If I was a tree, what kind of tree would I be?
Answer: Lemon. Because that is what my life is full of right now. Lemons. So many speed bumps have begun to line the serene suburban street that is my life’s path that I am THIS close to quietly exiting my car, grabbing a baseball bat from the trunk and bashing in every single window of my vehicle. THIS close! I swear to God!
I know what you’re saying. “Keith, why don’t you just make lemonade? Or a lemon meringue pie? Or lemon cookies in the shape of the sun and spend an afternoon frosting the cookies with yellow icing and black happy faces?” “And these are all good ideas,” is how I would respond. But these aren’t real lemons that life is handing me cause that would be sweet (or sour?). No, these are figurative lemons. And they’re really getting my goat…and puckering up his cute little goat face.

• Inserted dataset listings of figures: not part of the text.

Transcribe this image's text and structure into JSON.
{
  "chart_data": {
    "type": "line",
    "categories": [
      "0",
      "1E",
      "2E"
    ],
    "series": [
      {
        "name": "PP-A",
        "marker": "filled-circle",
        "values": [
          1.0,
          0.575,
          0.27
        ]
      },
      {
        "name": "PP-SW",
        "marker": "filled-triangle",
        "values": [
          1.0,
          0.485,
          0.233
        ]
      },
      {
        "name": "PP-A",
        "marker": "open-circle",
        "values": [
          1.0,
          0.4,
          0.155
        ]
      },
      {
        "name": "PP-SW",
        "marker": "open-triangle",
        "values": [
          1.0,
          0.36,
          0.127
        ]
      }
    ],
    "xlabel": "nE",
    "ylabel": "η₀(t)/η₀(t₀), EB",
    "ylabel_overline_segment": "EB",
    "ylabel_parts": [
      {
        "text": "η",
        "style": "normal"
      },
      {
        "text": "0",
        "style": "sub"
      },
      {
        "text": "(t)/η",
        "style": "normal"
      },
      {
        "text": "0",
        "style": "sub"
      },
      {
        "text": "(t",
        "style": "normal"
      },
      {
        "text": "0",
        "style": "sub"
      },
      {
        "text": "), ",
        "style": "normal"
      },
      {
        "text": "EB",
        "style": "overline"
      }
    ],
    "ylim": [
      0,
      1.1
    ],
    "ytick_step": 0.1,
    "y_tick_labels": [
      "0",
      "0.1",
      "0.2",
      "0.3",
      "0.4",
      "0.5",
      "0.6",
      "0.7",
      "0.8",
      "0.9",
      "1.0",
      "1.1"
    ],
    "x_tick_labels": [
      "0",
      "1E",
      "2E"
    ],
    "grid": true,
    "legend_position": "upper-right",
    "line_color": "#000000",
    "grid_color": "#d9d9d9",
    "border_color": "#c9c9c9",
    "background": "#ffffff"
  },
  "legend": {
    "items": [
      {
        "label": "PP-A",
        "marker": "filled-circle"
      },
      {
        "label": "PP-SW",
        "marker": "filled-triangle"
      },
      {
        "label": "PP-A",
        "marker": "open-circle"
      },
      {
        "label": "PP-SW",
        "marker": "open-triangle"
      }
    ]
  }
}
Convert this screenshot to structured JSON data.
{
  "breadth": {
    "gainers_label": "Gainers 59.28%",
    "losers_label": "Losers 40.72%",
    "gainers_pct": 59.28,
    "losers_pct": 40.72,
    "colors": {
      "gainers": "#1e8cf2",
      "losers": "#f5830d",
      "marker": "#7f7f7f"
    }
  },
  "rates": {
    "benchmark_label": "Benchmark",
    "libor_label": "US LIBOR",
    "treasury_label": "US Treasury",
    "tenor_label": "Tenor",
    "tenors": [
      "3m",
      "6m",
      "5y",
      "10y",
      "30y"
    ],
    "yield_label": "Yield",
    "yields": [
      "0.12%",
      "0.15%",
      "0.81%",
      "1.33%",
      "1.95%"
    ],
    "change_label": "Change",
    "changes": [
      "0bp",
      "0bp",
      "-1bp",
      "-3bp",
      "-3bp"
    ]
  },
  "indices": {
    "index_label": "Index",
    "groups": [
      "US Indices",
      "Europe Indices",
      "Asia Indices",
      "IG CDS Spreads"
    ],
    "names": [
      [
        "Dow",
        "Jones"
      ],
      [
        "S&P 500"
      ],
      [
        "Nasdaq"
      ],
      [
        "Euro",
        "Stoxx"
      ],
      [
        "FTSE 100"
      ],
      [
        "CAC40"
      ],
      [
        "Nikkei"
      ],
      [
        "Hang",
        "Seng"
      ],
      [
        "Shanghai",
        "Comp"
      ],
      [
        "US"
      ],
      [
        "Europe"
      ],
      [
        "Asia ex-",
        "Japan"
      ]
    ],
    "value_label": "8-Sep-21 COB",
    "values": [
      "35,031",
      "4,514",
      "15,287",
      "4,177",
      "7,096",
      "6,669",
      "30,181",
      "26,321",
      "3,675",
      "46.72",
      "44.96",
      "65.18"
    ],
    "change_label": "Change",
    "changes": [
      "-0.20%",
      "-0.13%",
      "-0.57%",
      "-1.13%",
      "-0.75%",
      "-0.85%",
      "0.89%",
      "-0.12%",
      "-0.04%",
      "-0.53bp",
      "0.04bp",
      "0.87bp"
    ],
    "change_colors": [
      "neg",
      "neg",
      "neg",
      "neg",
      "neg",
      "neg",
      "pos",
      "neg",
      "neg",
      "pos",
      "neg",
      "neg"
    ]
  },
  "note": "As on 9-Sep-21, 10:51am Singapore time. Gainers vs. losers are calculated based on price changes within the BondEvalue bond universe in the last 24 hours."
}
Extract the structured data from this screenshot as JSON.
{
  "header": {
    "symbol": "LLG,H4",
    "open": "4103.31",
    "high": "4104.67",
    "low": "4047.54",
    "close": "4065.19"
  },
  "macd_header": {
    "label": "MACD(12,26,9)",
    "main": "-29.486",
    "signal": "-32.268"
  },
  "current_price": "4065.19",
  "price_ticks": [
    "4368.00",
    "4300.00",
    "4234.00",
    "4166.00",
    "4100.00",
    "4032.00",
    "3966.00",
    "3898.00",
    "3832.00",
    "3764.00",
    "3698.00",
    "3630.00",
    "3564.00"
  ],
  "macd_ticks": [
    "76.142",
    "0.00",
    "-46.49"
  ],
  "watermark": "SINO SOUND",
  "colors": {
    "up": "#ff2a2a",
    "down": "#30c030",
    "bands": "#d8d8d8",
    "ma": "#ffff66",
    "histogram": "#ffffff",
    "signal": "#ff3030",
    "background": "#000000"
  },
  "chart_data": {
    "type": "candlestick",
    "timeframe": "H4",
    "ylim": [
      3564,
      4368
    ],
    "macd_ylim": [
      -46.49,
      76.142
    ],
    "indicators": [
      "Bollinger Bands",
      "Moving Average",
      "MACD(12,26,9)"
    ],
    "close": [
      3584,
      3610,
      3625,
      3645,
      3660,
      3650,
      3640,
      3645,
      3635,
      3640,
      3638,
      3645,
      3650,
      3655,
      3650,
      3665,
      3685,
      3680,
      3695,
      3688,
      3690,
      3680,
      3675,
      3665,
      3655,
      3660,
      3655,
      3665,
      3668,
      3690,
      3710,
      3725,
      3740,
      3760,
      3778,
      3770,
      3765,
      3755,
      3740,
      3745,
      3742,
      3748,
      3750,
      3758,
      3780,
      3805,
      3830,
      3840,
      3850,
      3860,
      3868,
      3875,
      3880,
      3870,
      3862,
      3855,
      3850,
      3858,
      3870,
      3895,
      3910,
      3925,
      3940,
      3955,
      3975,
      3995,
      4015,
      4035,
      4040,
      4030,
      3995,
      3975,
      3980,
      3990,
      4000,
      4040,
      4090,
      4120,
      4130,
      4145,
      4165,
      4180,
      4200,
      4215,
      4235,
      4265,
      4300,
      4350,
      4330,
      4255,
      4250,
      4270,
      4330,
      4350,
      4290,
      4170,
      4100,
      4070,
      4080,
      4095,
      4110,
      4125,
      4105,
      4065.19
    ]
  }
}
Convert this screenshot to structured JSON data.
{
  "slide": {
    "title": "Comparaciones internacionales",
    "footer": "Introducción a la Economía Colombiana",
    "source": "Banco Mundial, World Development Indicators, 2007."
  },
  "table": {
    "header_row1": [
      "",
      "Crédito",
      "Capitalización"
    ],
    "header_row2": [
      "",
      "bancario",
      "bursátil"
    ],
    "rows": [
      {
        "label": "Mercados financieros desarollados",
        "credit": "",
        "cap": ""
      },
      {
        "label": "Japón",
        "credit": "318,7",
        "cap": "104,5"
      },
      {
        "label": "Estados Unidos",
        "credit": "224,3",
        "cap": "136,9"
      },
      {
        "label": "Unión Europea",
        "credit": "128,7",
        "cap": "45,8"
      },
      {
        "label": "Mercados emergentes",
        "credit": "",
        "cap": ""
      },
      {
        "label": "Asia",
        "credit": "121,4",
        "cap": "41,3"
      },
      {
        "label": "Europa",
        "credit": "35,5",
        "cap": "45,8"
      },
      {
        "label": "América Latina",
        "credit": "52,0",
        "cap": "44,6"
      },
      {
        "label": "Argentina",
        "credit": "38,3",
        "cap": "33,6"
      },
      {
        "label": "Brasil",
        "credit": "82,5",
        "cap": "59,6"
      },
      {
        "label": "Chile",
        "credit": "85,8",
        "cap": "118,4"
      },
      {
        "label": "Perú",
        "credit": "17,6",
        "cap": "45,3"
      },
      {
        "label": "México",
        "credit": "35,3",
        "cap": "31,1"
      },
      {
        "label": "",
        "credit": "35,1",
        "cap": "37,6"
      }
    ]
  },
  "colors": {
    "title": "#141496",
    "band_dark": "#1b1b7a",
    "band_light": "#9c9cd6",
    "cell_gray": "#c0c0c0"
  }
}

Artistically is where these lemony life punches to the gut are being thrown. And they are fucking killing me. It started with a bad review in the Chicago Reader and then a string of stand-up shows got canceled on me and then I got rejected for a show I auditioned for and then a play I wrote got rejected and then now I found out my sketch group might be no more. It’s all a lot for me to take, and part of me can’t help but to take it personally. Did I anger the muses? Were they watching me when I thought I was alone? Touching myself? To images of vegetables that look like genitals? Male genitals? But they are really vegetables! So there’s really nothing wrong with it is there. Is there? I mean looking at pictures of gourds and squash is as innocent as looking at pictures of puppies and kittens, at least by community standards…right? I’m not on trial!!!
Anyway, I may have indeed angered those prudish muses. Maybe it was when I declared that I was stepping away from the stage indefinitely to really hunker down and pursue writing as an art and a career. Maybe when I said I was retiring from my short but noble stint as a stand-up comedian. Maybe when I dropped out of nearly every improv program in the city because I don’t have the patience to dedicate so much time and money to pretending to open a door or wash a dish or hit on my sister. I thought focusing on writing was a step in the right direction for me. Don’t get me wrong. I greatly respect performers of all kinds: musicians, comedians, drag queens, etc. But the spotlight just isn’t for me. As much as I enjoy the attention and the instant gratification, I’m too neurotic for the stage and too uncomfortable in my own body to really use it as an artistic instrument. No, I’m best lumping symbols into words and words into sentences and so forth. You know, filling up all that white space with black stuff. Cause people say I got a voice that comes through in my writing. And maybe that is so. Can you hear it? Can you? Hello! La la la la. Strange how there’s no echo…
So these artistic speed bumps, these lemons, they’ve got me down. I feel a bit like a failure. But I’m going to do what I always do and say fuck it. I’m going to brush myself off and move forward. I got a monthly reading series I’m producing come November, and I have some plays and sketches I still want to work on, which I can self produce. Yeah, it’s tough going at it alone, not having a comedy partner or a group to fall back on, but that’s the way it is through most of life. You got your shit…it’s your shit…and so you have to deal with it. No one else is going to deal with your shit. I mean, it’s shit!
Let’s hope something I do works out soon cause I don’t think the whole “misunderstood artist” thing is really becoming.